An insured’s solicitors do not owe a duty of care to their client’s insurer

Guild Insurance Limited t/as Acerta v DH BI Pty Ltd [2022] NSWSC 524

In Guild Insurance Limited t/as Acerta v DH BI Pty Ltd [2022] NSWSC 524, Ball J found in favour of the plaintiff and struck out the proportionate liability defence raised by the defendant. In granting the strike out, his Honour held that the defendant’s proportionate liability defence, which pleaded that its own lawyers owed a duty of care to both it and to its insurer, was bound to fail as a lawyers’ duty of care does not extend to its client’s insurer.


On 1 September 2018, the defendant’s historical property known as “Briar’s Inn”, was damaged by a fire caused by the tenants.  The defendant’s insurer, Guild Insurance Limited, indemnified the defendant for loss and damage suffered by the fire.
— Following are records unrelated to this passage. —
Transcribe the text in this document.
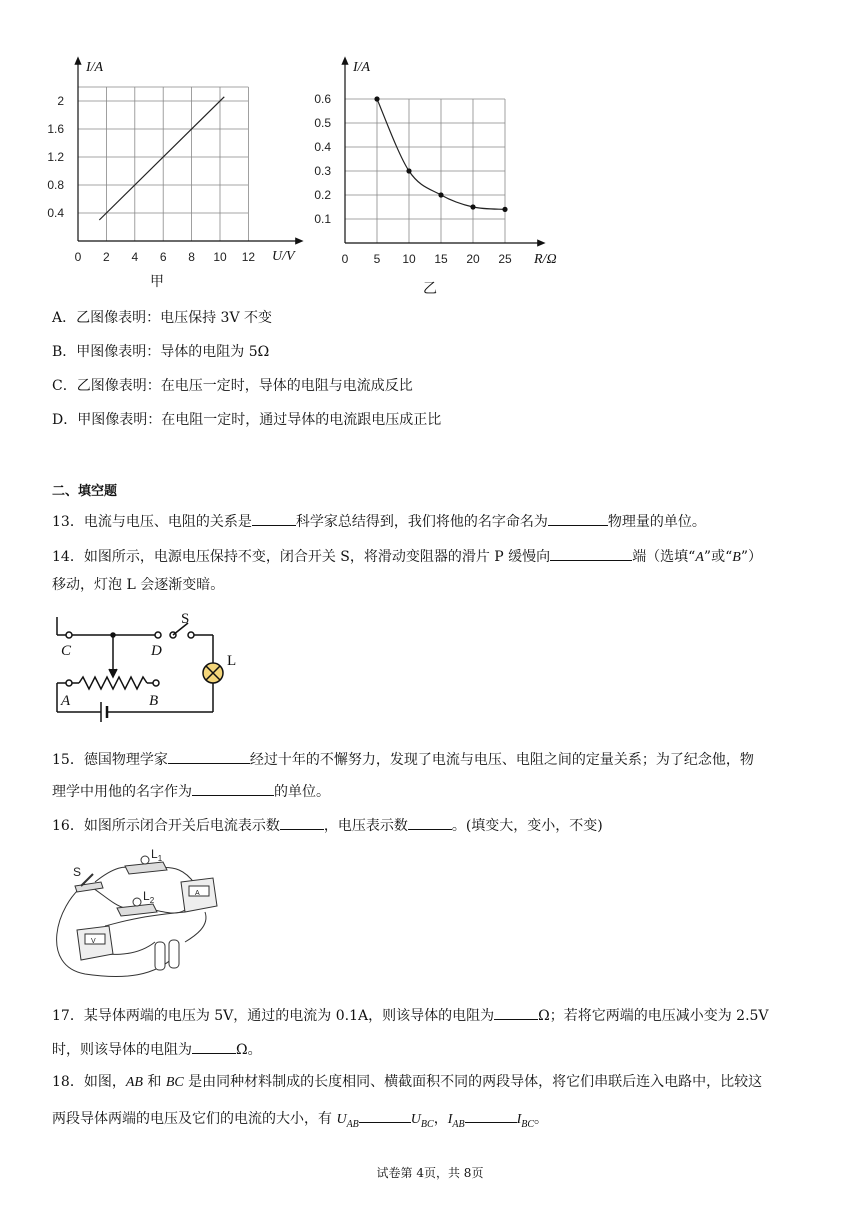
0 2 4 6 8 10 12
0.4
0.8
1.2
1.6
2
I/A
U/V
甲
0 5 10 15 20 25
0.1
0.2
0.3
0.4
0.5
0.6
I/A
R/Ω
乙
A．乙图像表明：电压保持 3V 不变
B．甲图像表明：导体的电阻为 5Ω
C．乙图像表明：在电压一定时，导体的电阻与电流成反比
D．甲图像表明：在电阻一定时，通过导体的电流跟电压成正比
二、填空题
13．电流与电压、电阻的关系是	科学家总结得到，我们将他的名字命名为	物理量的单位。
14．如图所示，电源电压保持不变，闭合开关 S，将滑动变阻器的滑片 P 缓慢向	端（选填“A”或“B”）
移动，灯泡 L 会逐渐变暗。
S
L
C	D
A	B
15．德国物理学家	经过十年的不懈努力，发现了电流与电压、电阻之间的定量关系；为了纪念他，物
理学中用他的名字作为	的单位。
16．如图所示闭合开关后电流表示数	，电压表示数	。(填变大，变小，不变)
S
$L_1$
$L_2$
A
V
17．某导体两端的电压为 5V，通过的电流为 0.1A，则该导体的电阻为	Ω；若将它两端的电压减小变为 2.5V
时，则该导体的电阻为	Ω。
18．如图，AB 和 BC 是由同种材料制成的长度相同、横截面积不同的两段导体，将它们串联后连入电路中，比较这
两段导体两端的电压及它们的电流的大小，有 $U_{AB}$	$U_{BC}$，$I_{AB}$	$I_{BC}$。
试卷第 4页，共 8页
On 19 November 2020, the insurer commenced subrogated proceedings against the tenants only to discover that, unbeknown to it, the defendant had entered into a deed with the tenants in mid-2020 which released the tenants from any liability arising from the fire (in return for the tenants surrendering the lease) (Deed).  Law firm, Dentons, acted for the defendant in relation to the Deed.
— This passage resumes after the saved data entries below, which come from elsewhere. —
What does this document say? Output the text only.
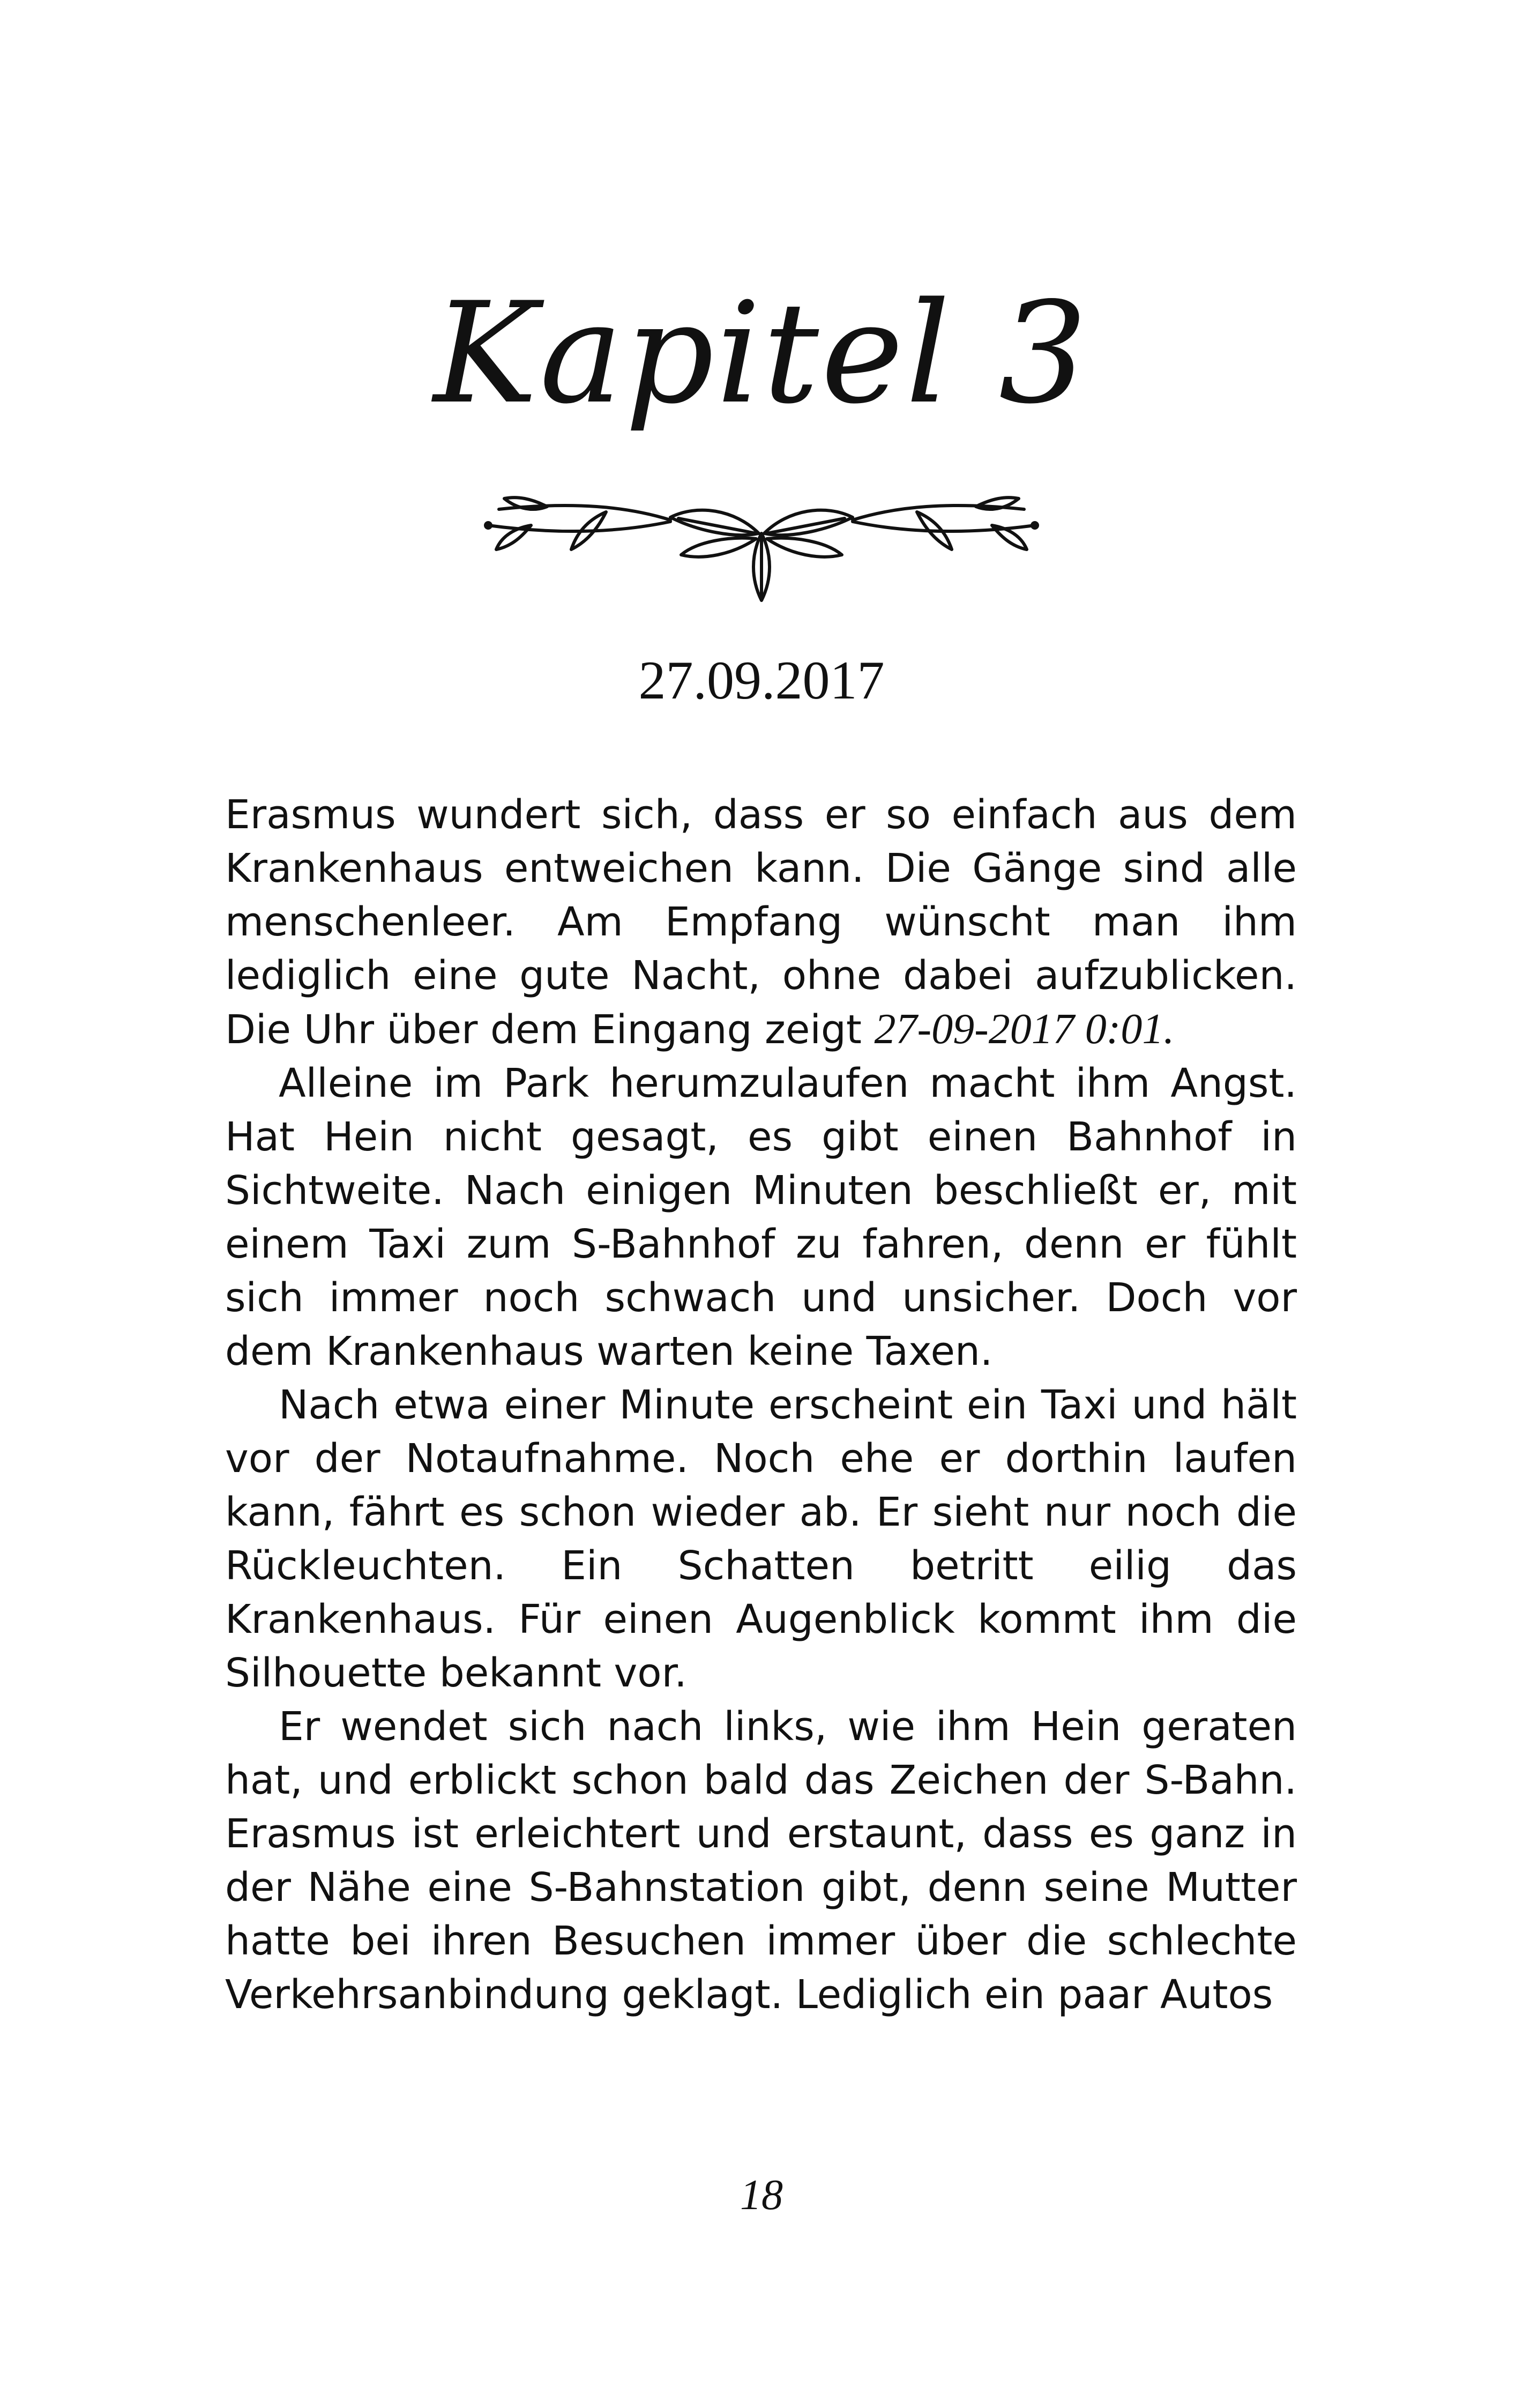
Kapitel 3
27.09.2017

Erasmus wundert sich, dass er so einfach aus dem Krankenhaus entweichen kann. Die Gänge sind alle menschenleer. Am Empfang wünscht man ihm lediglich eine gute Nacht, ohne dabei aufzublicken. Die Uhr über dem Eingang zeigt 27-09-2017 0:01.

Alleine im Park herumzulaufen macht ihm Angst. Hat Hein nicht gesagt, es gibt einen Bahnhof in Sichtweite. Nach einigen Minuten beschließt er, mit einem Taxi zum S-Bahnhof zu fahren, denn er fühlt sich immer noch schwach und unsicher. Doch vor dem Krankenhaus warten keine Taxen.

Nach etwa einer Minute erscheint ein Taxi und hält vor der Notaufnahme. Noch ehe er dorthin laufen kann, fährt es schon wieder ab. Er sieht nur noch die Rückleuchten. Ein Schatten betritt eilig das Krankenhaus. Für einen Augenblick kommt ihm die Silhouette bekannt vor.

Er wendet sich nach links, wie ihm Hein geraten hat, und erblickt schon bald das Zeichen der S-Bahn. Erasmus ist erleichtert und erstaunt, dass es ganz in der Nähe eine S-Bahnstation gibt, denn seine Mutter hatte bei ihren Besuchen immer über die schlechte Verkehrsanbindung geklagt. Lediglich ein paar Autos

18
The insurer then commenced proceedings against the defendant claiming damages flowing from the opportunity it lost as a result of being unable to recover damages, interest and costs from the tenants and also sought its costs associated with the aborted subrogated proceeding.

The insurer’s claim and the insured’s defence

The insurer’s claim was put four ways:

  • firstly, it was alleged that by settling with the tenants, the defendant breached obligations it owed under the policy;
  • secondly, it was alleged that the defendant breached the terms of a deed by which the defendant’s insurance claim was settled;
  • thirdly, it was claimed that the defendant owed the insurer a duty of care (which it breached by releasing the tenants); and
  • lastly, the insurer claimed restitution for an amount equal to the amount it paid to the defendant.

In its defence, the defendant raised the defence of proportionate liability, namely that its solicitors owed both its insurer and it, a duty of care in the preparation of the Deed.  In its cross-claim against its solicitors, the defendant claimed that its lawyers should have preserved the insurer’s right of recovery when preparing the Deed.

How far does a solicitors' duty extend?

The general rule is that a solicitor only owes a duty of care to his or her client[1] and the Court rejected the defendant’s novel argument that a solicitors’ duty of care could extend to a client’s insurer because the interests of the client and client’s insurer were not coincident.

His Honour cited the High Court majority in Badenach v Calvert (2016) 257 CLR 440:

“In Hill v Van Erp, Brennan CJ explained [(1997) 188 CLR 159 at 167] that a solicitor’s duty is generally considered to be owed solely to the client because the duty is to exercise professional knowledge and skill in the protection and advancement of the client’s interests in the transaction in which the solicitor is retained. That duty cannot be compromised by a duty to a person whose interests are not coincident with those of the client…”

His Honour did not agree with the defendant that the existence of the duty needed to be determined at the final hearing and instead struck out the defendant’s proportionate liability defence.

In the Court’s view, the insurer’s interests lay in preserving its rights of subrogation whereas the defendant’s interests lay in reaching an agreement with the tenants to surrender the lease.  The two interests were not, therefore, coincident and solicitors’ duty of care does not extend to their client’s insurers.

The proceeding otherwise continues and is listed for a directions hearing this month.

[1] White v Jones [1995] 2 AC 207 at 256 per Lord Goff.